Despite having arguably the best football league in the world, it's the failure on the biggest stage of world football is what has hurt Three Lions the most. The third-place finish in Euro 1996 is what they have to show so far after 1966 World Cup triumph, the wait is 52 years long and counting.
Sidhi Baat No Bakwas
'Sidhi Baat No Bakwas' the tagline of a popular soft drink, sums up England manager Gareth Southgate's tenure as the England coach ever since he took charge of the team in September 2016.
On Friday, in a press conference, English defender Danny Rose revealed that team got their message that the manager is someone not to be messed with when he dropped the then captain Wayne Rooney from the squad in 2016.
The 47-year-old manager named his final 23-man squad for the World Cup on May 17. His message was clear. Players know how they had performed this season, they know whether they will make the cut or not, no point in keeping them guessing.
There was no room for underperformers, no matter whether you are the first-choice keeper Joe Hart, Adam Lallana, Chris Smalling or even Arsenal's Jack Wilshere.
Players know the starting XI
Youngsters were given the chance to prove their worth. Jordan Pickford, Nick Pope and Jack Butland were named three keepers. Dele Alli, Marcus Rashford, Jesse Lingard, Harry Maguire the list goes on.
Harry Kane, who outscored both Lionel Messi and Cristiano Ronaldo in 2017, is expected to lead from the front, as Southgate has already told his players the starting XI, with nine players supposed to make their World Cup debut.
“The players know the team for the first game already,” said Southgate. “We have been working on a system of play we think suits the players we have available and the style of play we want to implement as well.

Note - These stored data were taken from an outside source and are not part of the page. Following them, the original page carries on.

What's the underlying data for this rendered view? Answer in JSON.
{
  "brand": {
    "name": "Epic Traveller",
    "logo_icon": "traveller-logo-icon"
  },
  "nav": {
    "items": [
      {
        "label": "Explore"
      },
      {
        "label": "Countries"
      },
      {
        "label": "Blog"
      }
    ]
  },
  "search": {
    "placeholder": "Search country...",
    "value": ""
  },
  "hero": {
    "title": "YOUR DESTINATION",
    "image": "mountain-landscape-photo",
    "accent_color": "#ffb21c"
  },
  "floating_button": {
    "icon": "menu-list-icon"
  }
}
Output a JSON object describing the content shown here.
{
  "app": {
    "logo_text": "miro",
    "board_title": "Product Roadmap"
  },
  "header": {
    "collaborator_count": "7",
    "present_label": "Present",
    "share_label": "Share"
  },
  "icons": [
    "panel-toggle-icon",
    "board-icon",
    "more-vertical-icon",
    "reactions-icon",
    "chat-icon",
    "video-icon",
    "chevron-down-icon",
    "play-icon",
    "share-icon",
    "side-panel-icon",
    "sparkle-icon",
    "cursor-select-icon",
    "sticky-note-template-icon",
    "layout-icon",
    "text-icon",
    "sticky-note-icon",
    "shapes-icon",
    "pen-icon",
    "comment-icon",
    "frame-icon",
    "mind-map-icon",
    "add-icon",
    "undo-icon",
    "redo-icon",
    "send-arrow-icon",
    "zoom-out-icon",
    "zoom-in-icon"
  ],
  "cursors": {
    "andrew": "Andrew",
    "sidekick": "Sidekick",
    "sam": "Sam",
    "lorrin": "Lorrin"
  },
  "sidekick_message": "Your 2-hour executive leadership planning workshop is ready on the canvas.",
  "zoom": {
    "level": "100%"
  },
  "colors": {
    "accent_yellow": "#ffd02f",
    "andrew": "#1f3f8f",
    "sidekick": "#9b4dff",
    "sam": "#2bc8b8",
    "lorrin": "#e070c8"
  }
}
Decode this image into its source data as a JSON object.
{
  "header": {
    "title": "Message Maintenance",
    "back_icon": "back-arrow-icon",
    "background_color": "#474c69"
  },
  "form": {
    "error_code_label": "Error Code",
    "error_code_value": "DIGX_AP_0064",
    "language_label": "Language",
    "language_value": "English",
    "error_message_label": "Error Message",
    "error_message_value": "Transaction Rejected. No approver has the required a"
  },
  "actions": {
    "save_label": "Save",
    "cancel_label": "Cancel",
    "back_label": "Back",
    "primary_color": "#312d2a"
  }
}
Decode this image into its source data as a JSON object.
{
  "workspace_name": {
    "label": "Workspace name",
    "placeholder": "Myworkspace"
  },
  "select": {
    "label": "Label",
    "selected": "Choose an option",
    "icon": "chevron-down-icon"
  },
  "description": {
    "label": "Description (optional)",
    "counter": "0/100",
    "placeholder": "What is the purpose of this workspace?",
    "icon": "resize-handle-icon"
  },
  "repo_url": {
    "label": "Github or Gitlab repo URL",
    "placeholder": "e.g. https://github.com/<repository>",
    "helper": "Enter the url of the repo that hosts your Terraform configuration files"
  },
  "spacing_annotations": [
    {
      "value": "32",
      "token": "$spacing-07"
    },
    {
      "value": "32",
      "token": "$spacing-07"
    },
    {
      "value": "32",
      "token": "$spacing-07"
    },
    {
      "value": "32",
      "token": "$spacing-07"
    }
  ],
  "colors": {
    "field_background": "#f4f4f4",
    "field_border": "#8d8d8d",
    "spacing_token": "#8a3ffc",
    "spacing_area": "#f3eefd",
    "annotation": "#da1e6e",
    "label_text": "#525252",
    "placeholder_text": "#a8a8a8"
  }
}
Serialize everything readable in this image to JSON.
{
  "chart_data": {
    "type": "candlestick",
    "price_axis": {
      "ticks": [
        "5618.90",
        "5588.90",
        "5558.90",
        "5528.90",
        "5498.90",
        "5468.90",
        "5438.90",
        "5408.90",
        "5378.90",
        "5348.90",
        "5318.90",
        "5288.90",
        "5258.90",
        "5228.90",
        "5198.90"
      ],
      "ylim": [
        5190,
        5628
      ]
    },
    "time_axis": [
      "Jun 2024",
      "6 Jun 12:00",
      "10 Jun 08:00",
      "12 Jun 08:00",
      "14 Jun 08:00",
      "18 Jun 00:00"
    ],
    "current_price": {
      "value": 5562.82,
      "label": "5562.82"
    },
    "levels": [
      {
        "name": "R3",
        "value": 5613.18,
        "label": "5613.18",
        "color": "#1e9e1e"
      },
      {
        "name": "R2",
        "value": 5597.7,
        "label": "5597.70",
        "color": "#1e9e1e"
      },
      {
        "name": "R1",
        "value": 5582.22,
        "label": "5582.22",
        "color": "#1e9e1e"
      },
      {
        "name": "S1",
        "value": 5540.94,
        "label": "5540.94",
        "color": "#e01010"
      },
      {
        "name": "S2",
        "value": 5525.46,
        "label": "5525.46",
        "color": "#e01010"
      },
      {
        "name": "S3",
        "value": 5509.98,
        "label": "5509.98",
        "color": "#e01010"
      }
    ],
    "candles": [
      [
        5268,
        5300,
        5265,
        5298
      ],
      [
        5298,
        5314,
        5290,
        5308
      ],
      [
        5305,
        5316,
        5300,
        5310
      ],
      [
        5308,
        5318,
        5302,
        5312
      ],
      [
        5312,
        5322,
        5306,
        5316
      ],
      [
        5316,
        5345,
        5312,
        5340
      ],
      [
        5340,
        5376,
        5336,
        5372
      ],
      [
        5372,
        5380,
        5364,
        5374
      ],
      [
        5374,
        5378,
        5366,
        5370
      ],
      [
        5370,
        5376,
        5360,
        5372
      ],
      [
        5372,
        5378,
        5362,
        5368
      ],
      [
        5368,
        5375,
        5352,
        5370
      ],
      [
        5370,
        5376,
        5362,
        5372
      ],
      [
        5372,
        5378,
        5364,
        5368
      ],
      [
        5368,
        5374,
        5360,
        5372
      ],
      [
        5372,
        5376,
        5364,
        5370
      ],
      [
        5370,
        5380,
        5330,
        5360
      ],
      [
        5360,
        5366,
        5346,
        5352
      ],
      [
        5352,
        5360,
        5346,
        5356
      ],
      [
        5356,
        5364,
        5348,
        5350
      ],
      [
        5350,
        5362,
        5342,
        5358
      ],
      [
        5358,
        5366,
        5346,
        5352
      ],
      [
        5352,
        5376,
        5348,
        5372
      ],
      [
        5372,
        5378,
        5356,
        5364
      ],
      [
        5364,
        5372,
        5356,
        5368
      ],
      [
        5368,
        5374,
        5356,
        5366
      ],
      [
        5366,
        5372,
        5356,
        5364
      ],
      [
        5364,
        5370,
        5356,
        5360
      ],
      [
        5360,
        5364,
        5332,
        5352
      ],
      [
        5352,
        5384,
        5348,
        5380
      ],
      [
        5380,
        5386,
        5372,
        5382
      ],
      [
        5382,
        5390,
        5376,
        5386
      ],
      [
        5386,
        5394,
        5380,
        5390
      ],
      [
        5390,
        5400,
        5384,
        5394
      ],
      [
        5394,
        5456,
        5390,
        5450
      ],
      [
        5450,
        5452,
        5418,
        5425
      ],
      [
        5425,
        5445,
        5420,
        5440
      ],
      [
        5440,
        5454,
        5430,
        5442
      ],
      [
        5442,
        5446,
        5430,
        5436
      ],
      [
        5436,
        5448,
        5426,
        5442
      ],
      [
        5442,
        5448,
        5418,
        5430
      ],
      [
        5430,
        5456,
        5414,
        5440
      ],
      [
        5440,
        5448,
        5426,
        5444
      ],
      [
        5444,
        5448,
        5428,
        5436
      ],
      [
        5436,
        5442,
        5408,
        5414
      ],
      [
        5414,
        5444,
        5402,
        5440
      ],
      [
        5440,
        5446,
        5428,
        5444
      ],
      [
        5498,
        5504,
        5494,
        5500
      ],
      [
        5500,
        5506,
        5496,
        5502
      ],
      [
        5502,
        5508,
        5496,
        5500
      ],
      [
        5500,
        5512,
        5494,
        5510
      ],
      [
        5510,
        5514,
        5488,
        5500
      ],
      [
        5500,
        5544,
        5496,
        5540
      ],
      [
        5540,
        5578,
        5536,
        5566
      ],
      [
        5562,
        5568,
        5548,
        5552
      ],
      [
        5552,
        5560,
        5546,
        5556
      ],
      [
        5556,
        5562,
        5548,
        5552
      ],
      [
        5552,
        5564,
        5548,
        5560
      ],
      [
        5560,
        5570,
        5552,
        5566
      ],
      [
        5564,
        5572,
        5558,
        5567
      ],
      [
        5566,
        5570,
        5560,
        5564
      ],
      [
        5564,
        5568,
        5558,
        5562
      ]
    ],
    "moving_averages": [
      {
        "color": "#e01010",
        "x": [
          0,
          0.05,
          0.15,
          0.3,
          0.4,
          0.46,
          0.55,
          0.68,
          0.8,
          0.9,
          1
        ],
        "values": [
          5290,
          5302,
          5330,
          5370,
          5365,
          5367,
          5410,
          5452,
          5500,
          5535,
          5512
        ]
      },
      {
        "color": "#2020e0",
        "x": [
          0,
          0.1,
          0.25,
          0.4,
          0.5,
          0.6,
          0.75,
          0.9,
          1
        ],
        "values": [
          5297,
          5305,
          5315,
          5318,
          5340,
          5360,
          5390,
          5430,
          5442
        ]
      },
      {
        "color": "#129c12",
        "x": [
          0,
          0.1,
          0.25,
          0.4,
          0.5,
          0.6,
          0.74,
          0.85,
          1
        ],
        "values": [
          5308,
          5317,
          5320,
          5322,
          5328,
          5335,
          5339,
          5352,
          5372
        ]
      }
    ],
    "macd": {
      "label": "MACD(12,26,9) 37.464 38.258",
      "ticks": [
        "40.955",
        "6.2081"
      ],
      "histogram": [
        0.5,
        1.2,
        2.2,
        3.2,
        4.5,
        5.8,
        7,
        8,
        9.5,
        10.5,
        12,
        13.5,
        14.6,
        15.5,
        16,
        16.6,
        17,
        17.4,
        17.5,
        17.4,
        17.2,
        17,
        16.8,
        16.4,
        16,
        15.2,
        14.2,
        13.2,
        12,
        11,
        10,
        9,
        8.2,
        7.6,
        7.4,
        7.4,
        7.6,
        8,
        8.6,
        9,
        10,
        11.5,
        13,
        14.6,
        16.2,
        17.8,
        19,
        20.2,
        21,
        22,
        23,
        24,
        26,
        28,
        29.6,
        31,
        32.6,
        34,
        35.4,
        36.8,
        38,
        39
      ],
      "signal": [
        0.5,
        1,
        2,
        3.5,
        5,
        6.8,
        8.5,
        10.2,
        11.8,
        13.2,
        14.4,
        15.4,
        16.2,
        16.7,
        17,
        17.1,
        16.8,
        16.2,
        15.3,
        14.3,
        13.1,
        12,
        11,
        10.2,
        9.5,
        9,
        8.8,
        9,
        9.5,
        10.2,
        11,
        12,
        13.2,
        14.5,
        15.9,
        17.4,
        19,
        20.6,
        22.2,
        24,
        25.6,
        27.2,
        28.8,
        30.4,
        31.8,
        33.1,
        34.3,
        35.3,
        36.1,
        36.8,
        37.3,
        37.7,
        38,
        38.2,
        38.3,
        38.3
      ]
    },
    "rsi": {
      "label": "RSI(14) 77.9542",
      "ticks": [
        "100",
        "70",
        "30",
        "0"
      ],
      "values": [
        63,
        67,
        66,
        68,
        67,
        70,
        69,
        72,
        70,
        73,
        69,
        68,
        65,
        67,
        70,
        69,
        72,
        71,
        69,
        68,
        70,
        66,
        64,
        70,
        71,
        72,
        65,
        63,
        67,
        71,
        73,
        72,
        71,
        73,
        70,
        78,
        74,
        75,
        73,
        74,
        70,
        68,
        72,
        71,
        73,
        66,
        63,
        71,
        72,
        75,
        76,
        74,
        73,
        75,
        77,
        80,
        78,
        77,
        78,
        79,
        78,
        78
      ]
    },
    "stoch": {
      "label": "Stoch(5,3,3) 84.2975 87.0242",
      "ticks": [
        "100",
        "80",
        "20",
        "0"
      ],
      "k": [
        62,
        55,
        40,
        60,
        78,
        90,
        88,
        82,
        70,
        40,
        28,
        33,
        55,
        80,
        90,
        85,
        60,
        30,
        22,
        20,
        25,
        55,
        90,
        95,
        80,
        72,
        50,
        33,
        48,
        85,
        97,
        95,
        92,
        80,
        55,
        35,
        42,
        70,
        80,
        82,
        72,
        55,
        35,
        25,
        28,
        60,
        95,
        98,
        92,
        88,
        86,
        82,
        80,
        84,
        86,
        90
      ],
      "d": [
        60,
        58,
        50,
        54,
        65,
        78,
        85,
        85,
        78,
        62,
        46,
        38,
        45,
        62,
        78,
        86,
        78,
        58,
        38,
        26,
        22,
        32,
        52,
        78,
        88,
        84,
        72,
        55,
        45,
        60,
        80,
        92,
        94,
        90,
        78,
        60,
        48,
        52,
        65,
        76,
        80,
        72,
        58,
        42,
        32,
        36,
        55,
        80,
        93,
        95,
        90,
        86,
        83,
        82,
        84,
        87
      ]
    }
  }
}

What Southgate is trying to do here is try and make things simple for the team and so far the dividends are paying. They went through their qualifying campaign unbeaten and are gathering pace.
Time to deliver
In Russia, they have been handed a kind draw in Group G with Belgium, Tunisia and debutants Panama. It certainly is time to deliver, without bucking under the pressure of the big stage.
Tunisia, who managed to hold Poland and Turkey and frustrate Spain in recent friendlies, will certainly won't give up easily but are unlikely to threaten young English guns. And comes this 'But' with the England side, as one can never know when they will falter.
England hopes at every major tournament - their team will do better than the last time. And the dreams come crashing to the ground. This time England must deliver, for the fans back at home and for the ones who will be having a costly trip to Russia, as they might end up spending around five thousand pounds.
Three Lions hope--The memes of 2014 are dead and buried.